The design phase is highly iterative and involves a number of aspects ranging from proof of concepts to architectural design. The migration pattern defined in the planning phase will drive the design efforts. Some patterns, such as Lift and Shift, are less costly and require minimal changes, but do not take advantage of cloud benefits. Others, such as Re-Architect are costly to implement and require extensive testing but provides substantial benefits such as managed databases, containers and messaging. The Re-Architect pattern is highly recommended due to its substantial benefits.

Cloud Providers such as Azure have documented best practices that can be used during the migration phase.  The Azure Reference Architectures includes recommended best practices, along with considerations for scalability, availability, manageability, and security.

Migration

The migration from on-premises to the cloud is a very important phase of this journey and requires a great deal of planning.

Some considerations during the migration include the migration duration, recovery time objective (RTO), recovery point objective (RPO), migration tools, integration, data security in transit and failover procedures.

After the migration, the functionality and performance of the workloads must be validated against the baseline. This includes functional, performance, and security testing. Test failures are addressed and a formal business sign-off is done prior to going into production.

Optimization

Cloud migration is a complex process and the end result is not always the most optimal workload for the cloud in terms of performance and cost efficiency. Optimization is an iterative process that continues throughout the lifetime of the application. Substantial gains can be made by adopting cloud best practices and leveraging native cloud services. Companies can benefit from Application optimization (Serverless architectures, microservices, managed databases and messaging services), Process optimization (CI/CD, Containers), and Operation Optimization (Infrastructure as code, reserved instances).
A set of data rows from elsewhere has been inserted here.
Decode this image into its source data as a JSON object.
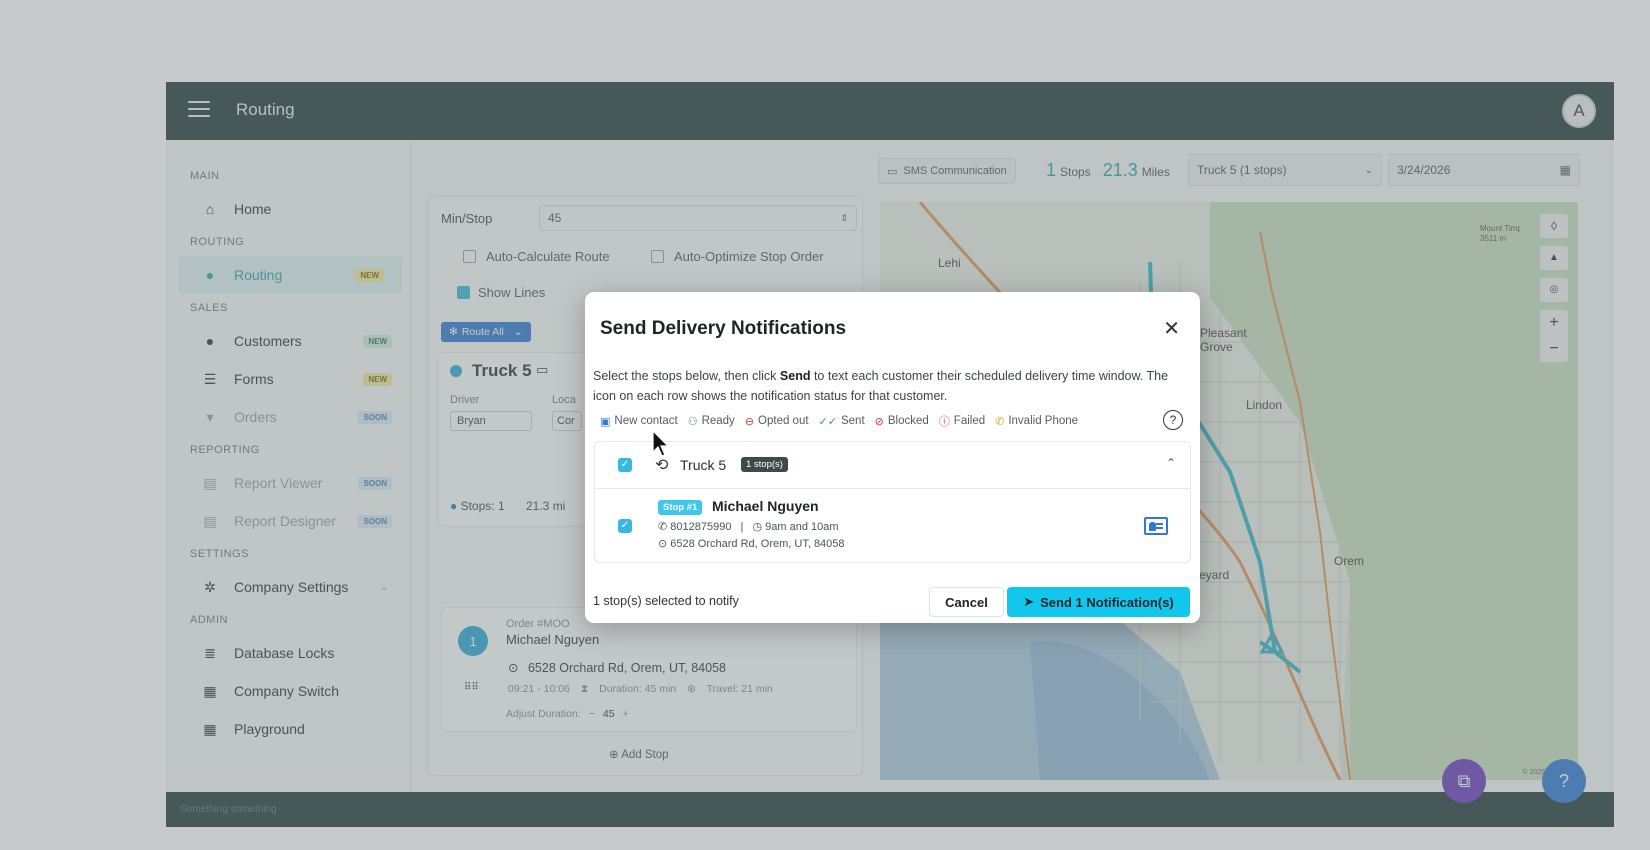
{
  "app": {
    "title": "Routing",
    "avatar_letter": "A",
    "footer_text": "Something something"
  },
  "sidebar": {
    "sections": {
      "main": "MAIN",
      "routing": "ROUTING",
      "sales": "SALES",
      "reporting": "REPORTING",
      "settings": "SETTINGS",
      "admin": "ADMIN"
    },
    "items": {
      "home": "Home",
      "routing": "Routing",
      "routing_badge": "NEW",
      "customers": "Customers",
      "customers_badge": "NEW",
      "forms": "Forms",
      "forms_badge": "NEW",
      "orders": "Orders",
      "orders_badge": "SOON",
      "report_viewer": "Report Viewer",
      "report_viewer_badge": "SOON",
      "report_designer": "Report Designer",
      "report_designer_badge": "SOON",
      "company_settings": "Company Settings",
      "database_locks": "Database Locks",
      "company_switch": "Company Switch",
      "playground": "Playground"
    }
  },
  "toolbar": {
    "sms": "SMS Communication",
    "stops_count": "1",
    "stops_label": "Stops",
    "miles_value": "21.3",
    "miles_label": "Miles",
    "truck_select": "Truck 5 (1 stops)",
    "date": "3/24/2026"
  },
  "left_panel": {
    "min_stop_label": "Min/Stop",
    "min_stop_value": "45",
    "auto_calc": "Auto-Calculate Route",
    "auto_optimize": "Auto-Optimize Stop Order",
    "show_lines": "Show Lines",
    "route_all": "Route All",
    "truck_name": "Truck 5",
    "driver_label": "Driver",
    "driver_value": "Bryan",
    "location_label": "Loca",
    "location_value": "Cor",
    "stops_summary": "Stops: 1",
    "miles_summary": "21.3 mi",
    "order_no": "Order #MOO",
    "order_customer": "Michael Nguyen",
    "order_address": "6528 Orchard Rd, Orem, UT, 84058",
    "order_time": "09:21 - 10:06",
    "order_duration": "Duration: 45 min",
    "order_travel": "Travel: 21 min",
    "adjust_duration_label": "Adjust Duration:",
    "adjust_duration_value": "45",
    "add_stop": "Add Stop",
    "stop_number": "1"
  },
  "map": {
    "labels": [
      "Lehi",
      "Pleasant Grove",
      "Lindon",
      "Orem",
      "Vineyard"
    ],
    "peak": "Mount Timpanogos",
    "peak_elev": "3511 m",
    "copyright": "© 2025 Mapbox"
  },
  "modal": {
    "title": "Send Delivery Notifications",
    "desc_part1": "Select the stops below, then click ",
    "desc_bold": "Send",
    "desc_part2": " to text each customer their scheduled delivery time window. The icon on each row shows the notification status for that customer.",
    "legend": {
      "new_contact": "New contact",
      "ready": "Ready",
      "opted_out": "Opted out",
      "sent": "Sent",
      "blocked": "Blocked",
      "failed": "Failed",
      "invalid_phone": "Invalid Phone"
    },
    "group": {
      "name": "Truck 5",
      "count": "1 stop(s)"
    },
    "stop": {
      "tag": "Stop #1",
      "customer": "Michael Nguyen",
      "phone": "8012875990",
      "window": "9am and 10am",
      "address": "6528 Orchard Rd, Orem, UT, 84058"
    },
    "footer_note": "1 stop(s) selected to notify",
    "cancel": "Cancel",
    "send": "Send 1 Notification(s)"
  },
  "colors": {
    "topbar": "#233c3b",
    "accent": "#12c6ec",
    "teal": "#2aa6a5"
  }
}
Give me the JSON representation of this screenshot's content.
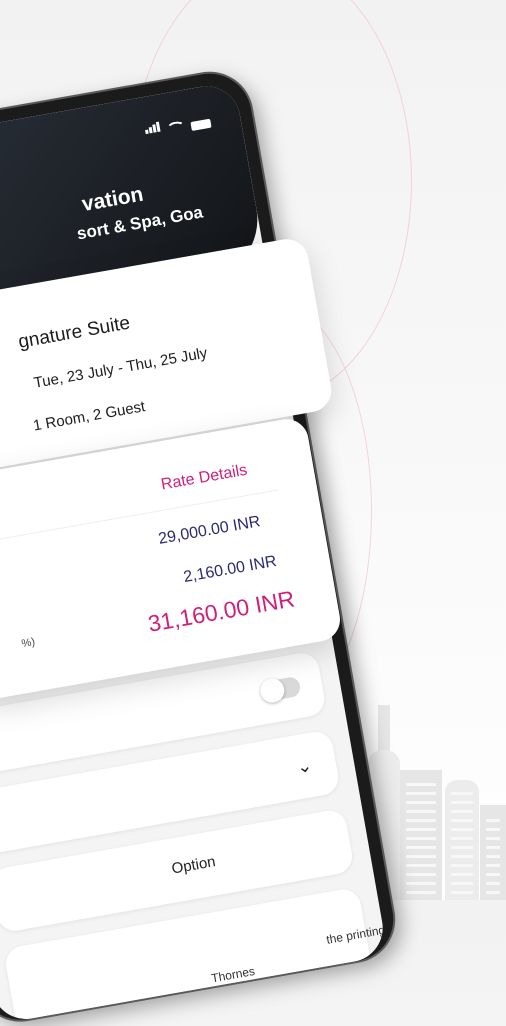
{
  "header": {
    "title": "vation",
    "subtitle": "sort & Spa, Goa"
  },
  "booking": {
    "room": "gnature Suite",
    "dates": "Tue, 23 July  -  Thu, 25 July",
    "guests": "1 Room, 2 Guest"
  },
  "rates": {
    "link": "Rate Details",
    "room_total": "29,000.00 INR",
    "taxes": "2,160.00 INR",
    "tax_note": "%)",
    "grand_total": "31,160.00 INR"
  },
  "options": {
    "option_label": "Option",
    "partial_name": "Thornes",
    "terms_text": "the printing and"
  },
  "colors": {
    "accent": "#d0207a",
    "price_text": "#2a2a6e",
    "header_dark": "#1e2228"
  },
  "icons": [
    "signal-icon",
    "wifi-icon",
    "battery-icon",
    "chevron-down-icon",
    "toggle-switch"
  ]
}
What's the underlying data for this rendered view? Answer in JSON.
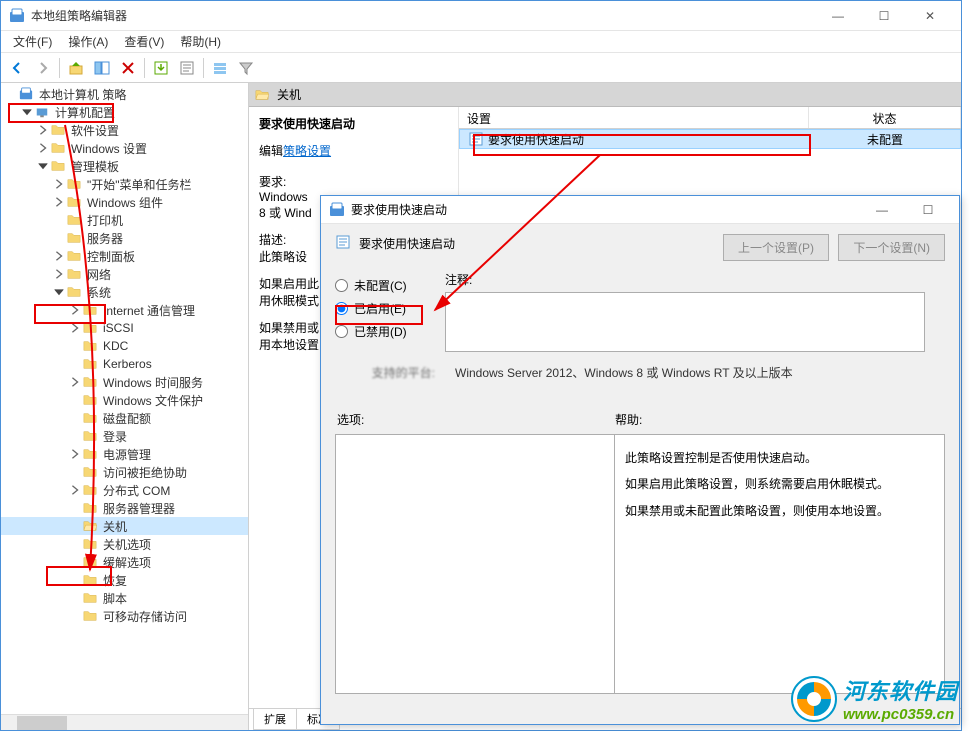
{
  "window": {
    "title": "本地组策略编辑器",
    "controls": {
      "min": "—",
      "max": "☐",
      "close": "✕"
    }
  },
  "menu": {
    "file": "文件(F)",
    "action": "操作(A)",
    "view": "查看(V)",
    "help": "帮助(H)"
  },
  "tree": {
    "root": "本地计算机 策略",
    "computer": "计算机配置",
    "software": "软件设置",
    "windows_settings": "Windows 设置",
    "admin_templates": "管理模板",
    "start_menu": "\"开始\"菜单和任务栏",
    "win_components": "Windows 组件",
    "printers": "打印机",
    "servers": "服务器",
    "control_panel": "控制面板",
    "network": "网络",
    "system": "系统",
    "internet_comm": "Internet 通信管理",
    "iscsi": "iSCSI",
    "kdc": "KDC",
    "kerberos": "Kerberos",
    "win_time": "Windows 时间服务",
    "win_file_protect": "Windows 文件保护",
    "disk_quota": "磁盘配额",
    "logon": "登录",
    "power_mgmt": "电源管理",
    "access_denied": "访问被拒绝协助",
    "dcom": "分布式 COM",
    "server_manager": "服务器管理器",
    "shutdown": "关机",
    "shutdown_options": "关机选项",
    "mitigation": "缓解选项",
    "recovery": "恢复",
    "scripts": "脚本",
    "removable_storage": "可移动存储访问"
  },
  "right": {
    "header": "关机",
    "policy_name": "要求使用快速启动",
    "edit_link_prefix": "编辑",
    "edit_link": "策略设置",
    "req_label": "要求:",
    "req_text1": "Windows",
    "req_text2": "8 或 Wind",
    "desc_label": "描述:",
    "desc_text": "此策略设",
    "desc_p1": "如果启用此",
    "desc_p2": "用休眠模式",
    "desc_p3": "如果禁用或",
    "desc_p4": "用本地设置",
    "col_setting": "设置",
    "col_state": "状态",
    "row_setting": "要求使用快速启动",
    "row_state": "未配置",
    "tab_extended": "扩展",
    "tab_standard": "标准"
  },
  "dialog": {
    "title": "要求使用快速启动",
    "subtitle": "要求使用快速启动",
    "prev": "上一个设置(P)",
    "next": "下一个设置(N)",
    "radio_unconfigured": "未配置(C)",
    "radio_enabled": "已启用(E)",
    "radio_disabled": "已禁用(D)",
    "comment_label": "注释:",
    "platform_label": "支持的平台:",
    "platform_text": "Windows Server 2012、Windows 8 或 Windows RT 及以上版本",
    "options_label": "选项:",
    "help_label": "帮助:",
    "help_p1": "此策略设置控制是否使用快速启动。",
    "help_p2": "如果启用此策略设置，则系统需要启用休眠模式。",
    "help_p3": "如果禁用或未配置此策略设置，则使用本地设置。"
  },
  "watermark": {
    "name": "河东软件园",
    "url": "www.pc0359.cn"
  }
}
The cloud migration journey is complex and requires significant cultural transformation. Creating a cloud-first culture requires support from various stakeholders and incentives such as faster time to market and lower cost of ownership. It may require reorganizing teams, implementing training programs, leveraging industry experts, developing new skills and encouraging a culture of innovation. The benefits of this journey are substantial: faster time to market, cost reduction, quality improvements, increased innovation and global reach. Using the phases described in this post will help you accelerate the pace of cloud adoption in your organization and shorten your timelines.